Andrew Sullivan, on the "Aragula Card":
For all McCain's personal qualities, we're learning that the machine behind the GOP simply re-makes the campaign in its own Coulterite image. Instead of actually fighting on the core questions - how do we get out of Iraq with the least damage? how do we get past carbon-based energy? how do we tackle al Qaeda's new base in Pakistan and within the nuclear-armed Pakistani government? how will we reduce the massive debt bequeathed us by the Bush-Rove GOP? how do we restore the Geneva Conventions? - we are debating people's cultural insecurities and food choices.

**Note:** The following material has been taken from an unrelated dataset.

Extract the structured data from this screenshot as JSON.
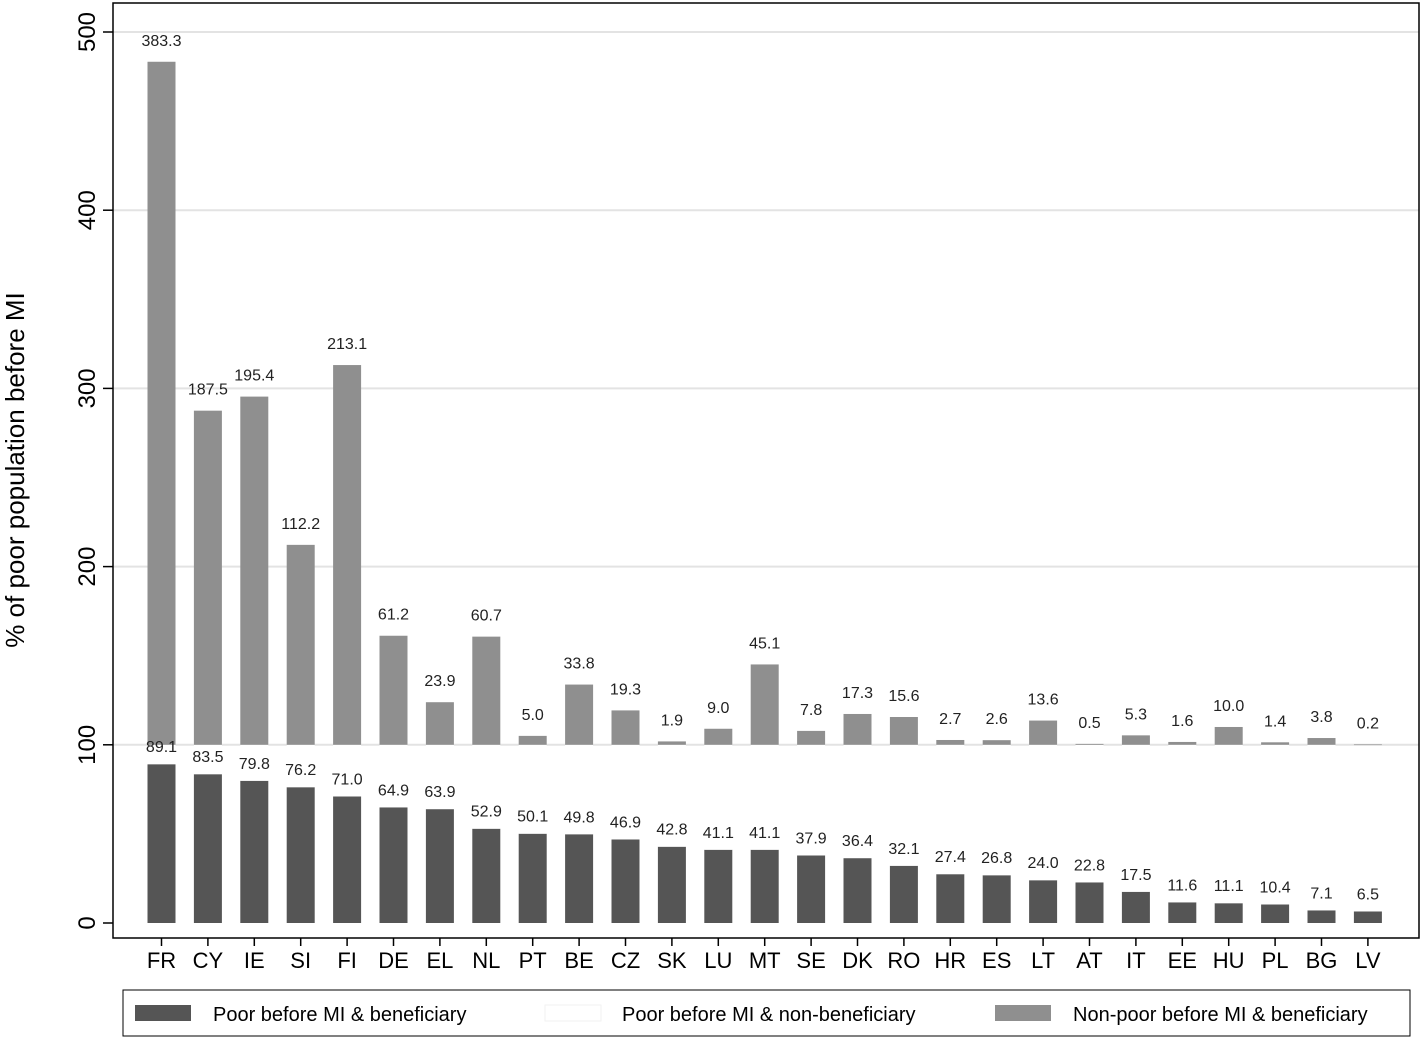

I suspect that McCain's recent improvement in the polls has come at a cost: the perception that he was a different type of Republican politician, one who campaigned with a sense of honor and integrity, is gone. Something like this happened in the summer of 1980, when Jimmy Carter overturned a double-digit lead by Ronald Reagan to pull even in the polls, by going hard negative against his opponent. That turned out to be a short-term palliative: once the American people were reminded of how crappy the economy was, and discovered that Ronald Reagan wasn't as much of an ogre as he had been portrayed by Carter, the jig was up. But it did make that race closer for most of the campaign than it had any right to be.

UPDATE: And one of Senator McCain's more famous contributors agrees.